What false appearances, only seemingly positive, beneficial, and uplifting, have you created in the name of hiding from inner realities which are negative, non-beneficial, and in fact tinged with pain? What is your payoff, your gain in maintaining such a system?
Where in the chambers of your mind and heart has anger been simmering for some time now? Why? Who or what was it that brought forth such a thing in you?
The last time you got pissed off, the last time your vibe shifted from copacetic to cranky: why? with whom? where? when? How might this be just another playing out of an old story? what did you want and not get? what did you not want and did get? Given this information, what’s the win-win for all involved?
If the above are problems, what are some possible solutions? Are you merely interested in the work of upliftment, or are you legit committed to it?
Are you under the impression that you can do it all by yourself? Or do you sense that your current knowledge base falls short of solving these deep problems and you need to make yourself teachable to one greater?
* * *
Sometimes in order to increase peace it is unnecessary to engage in conflict; we only need to keep doing more of what we’ve been doing in the name of building a virtuous structure.
Other times, in order to increase peace it is necessary to engage in conflict; we need to stop doing what we’ve been doing in the name of destroying a non-virtuous structure.
Now what’s the gain in confronting others when we have not confronted ourselves?
What’s the gain in feeding others when we have not fed ourselves?
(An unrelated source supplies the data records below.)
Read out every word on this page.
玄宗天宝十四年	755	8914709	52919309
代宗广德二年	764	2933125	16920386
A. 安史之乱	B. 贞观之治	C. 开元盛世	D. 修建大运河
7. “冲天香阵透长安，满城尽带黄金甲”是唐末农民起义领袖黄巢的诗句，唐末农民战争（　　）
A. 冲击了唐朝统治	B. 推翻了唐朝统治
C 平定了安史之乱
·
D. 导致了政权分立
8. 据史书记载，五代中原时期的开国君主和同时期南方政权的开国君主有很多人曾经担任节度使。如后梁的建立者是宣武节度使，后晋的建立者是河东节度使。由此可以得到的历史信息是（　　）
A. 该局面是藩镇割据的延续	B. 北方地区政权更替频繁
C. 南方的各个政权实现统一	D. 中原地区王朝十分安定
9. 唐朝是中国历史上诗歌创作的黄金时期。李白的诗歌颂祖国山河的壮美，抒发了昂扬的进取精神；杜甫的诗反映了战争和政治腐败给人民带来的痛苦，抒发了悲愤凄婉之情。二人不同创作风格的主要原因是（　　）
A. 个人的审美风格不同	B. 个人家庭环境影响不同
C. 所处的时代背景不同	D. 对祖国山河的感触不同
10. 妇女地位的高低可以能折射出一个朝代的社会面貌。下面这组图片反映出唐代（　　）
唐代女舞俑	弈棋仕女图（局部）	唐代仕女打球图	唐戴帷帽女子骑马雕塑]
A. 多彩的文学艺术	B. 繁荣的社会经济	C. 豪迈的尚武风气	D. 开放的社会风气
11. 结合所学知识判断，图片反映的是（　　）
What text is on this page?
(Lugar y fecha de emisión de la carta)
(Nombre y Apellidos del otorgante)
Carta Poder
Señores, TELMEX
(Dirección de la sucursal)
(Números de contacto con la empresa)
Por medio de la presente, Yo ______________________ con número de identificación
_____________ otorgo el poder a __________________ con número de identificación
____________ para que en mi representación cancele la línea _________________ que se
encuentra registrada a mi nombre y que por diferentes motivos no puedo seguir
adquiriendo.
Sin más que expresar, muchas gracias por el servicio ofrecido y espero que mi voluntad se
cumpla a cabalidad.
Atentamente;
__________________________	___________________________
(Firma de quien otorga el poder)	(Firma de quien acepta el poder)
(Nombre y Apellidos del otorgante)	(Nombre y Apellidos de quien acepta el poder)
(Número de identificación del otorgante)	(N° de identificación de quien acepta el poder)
What’s the gain in setting others right when we have not set ourselves right?
* * *
Some minds are prone to blaming, prone to authoring the story of the heroic victim while failing to entertain any notion of self-responsibility; these minds are disempowered. Therefore, there is greater difficulty in achieving a state of durable happiness non-dependent on rain or shine.
Some minds are not prone to blaming, not prone to authoring the story of the heroic victim while remaining mindful of self-responsibility; these minds are empowered. Therefore, there is greater ease in achieving a state of durable happiness non-dependent on rain or shine.
Bees attract to flowers, flies and cockroaches attract to shitpiles. In what ways, then, have we ourselves been the magnet for positive, negative, or mixed experiences?
“He abused me, he struck me, he overpowered me, he robbed me.” Those who harbor such thoughts do not still their hatred.
“He abused me, he struck me, he overpowered me, he robbed me.” Those who do not harbor such thoughts still their hatred.